Modi features in Time Magazine's list of 100 most influential people, but there is a catch
- Indian Prime Minister Narendra Modi has been featured in Time Magazine’s “Most Influential People of 2020” list, but there is a catch - as his influence as the leader of the world’s largest democracy, often projected glowingly as a vibrant, secular society, is described without its glossy veneer.
Indian Prime Minister Narendra Modi has been featured in Time Magazine’s “Most Influential People of 2020” list, but there is a catch - as his influence as the leader of the world’s largest democracy, often projected glowingly as a vibrant, secular society, is described without its glossy veneer.
Penned by Karl Vick, Editor-at-Large at Time Magazine, he provides the context of Indian society prior to the socio-political dominance of the Bharatiya Janata Party, as a multicultural populace comprising of Christians, Muslims, Sikhs, Buddhists, Jains, and other religious sects, with prominent individuals such as the Dalai Lama (who spent most of his life in refuge in India) describing it as “an example of harmony and stability”.
Unfortunately, in a country established on the norms of pluralism and democratic stability, India under the tutelage of Narendra Modi has descended into a rule of the majority, with the 80% of the populace comprising Hindus serving as the main demographic of focus for the Bharatiya Janata Party.
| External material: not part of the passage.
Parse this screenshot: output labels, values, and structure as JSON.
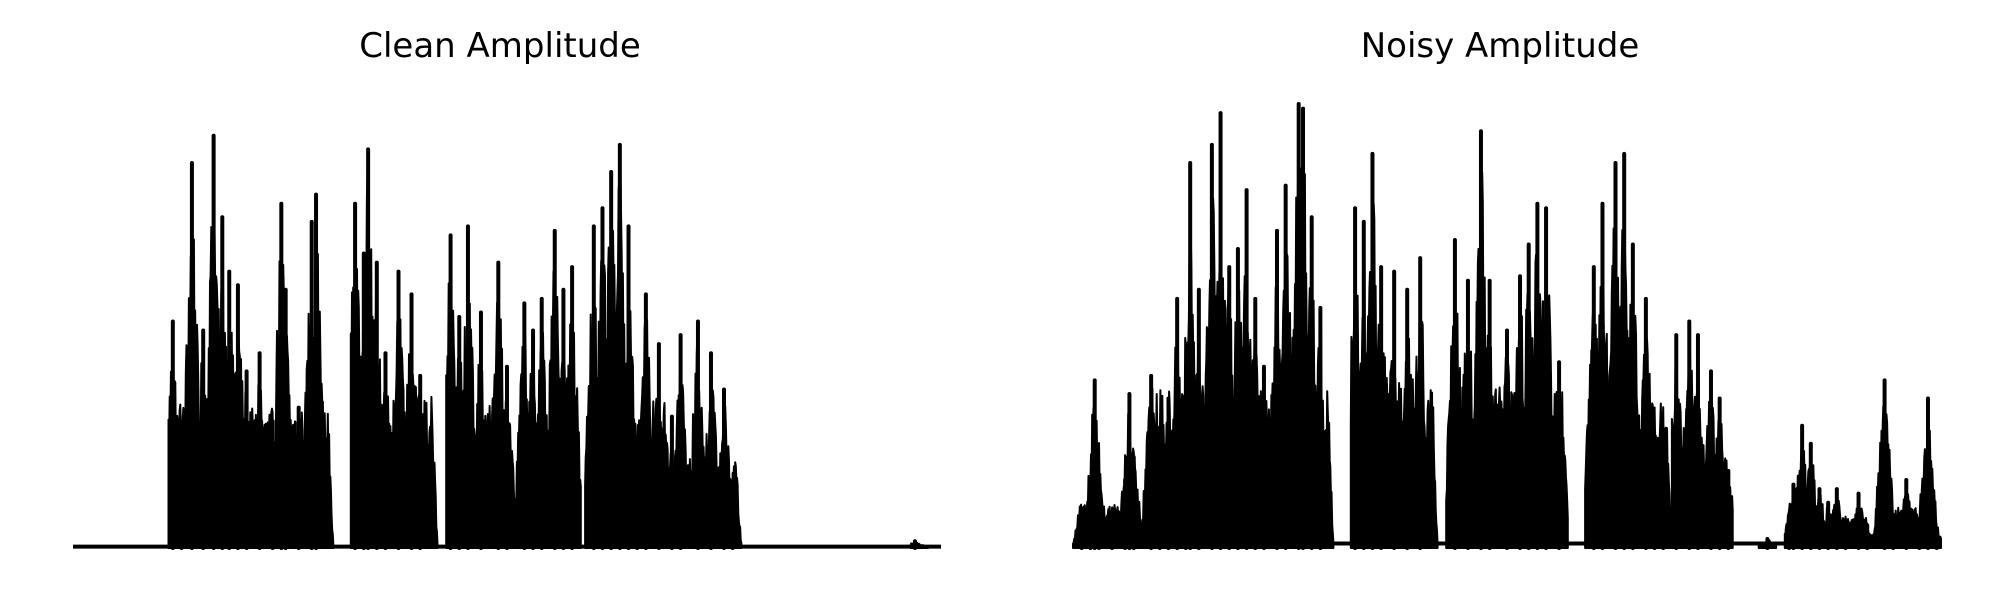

Vick adds that “though almost all of India’s Prime Ministers have come from the nearly 80% of the population that is Hindu, only Modi has governed as if no one else matters”.
Elected on a promise of empowerment, economic stability, and poverty alleviation, Vick mentions that “the crucible of the [COVID-19] pandemic became a pretence for stifling dissent”, as the Indian economy has contracted by 24% (the worst in South Asia), with millions at the risk of slipping back into the poverty trap, and an estimated 140 million job losses. Unfortunately, the Modi government’s strategy of rhetoric over substance, not to mention the tight grip over the country’s leading media outlets, has allowed any constructive debate over the government’s performance to be “crowded out”.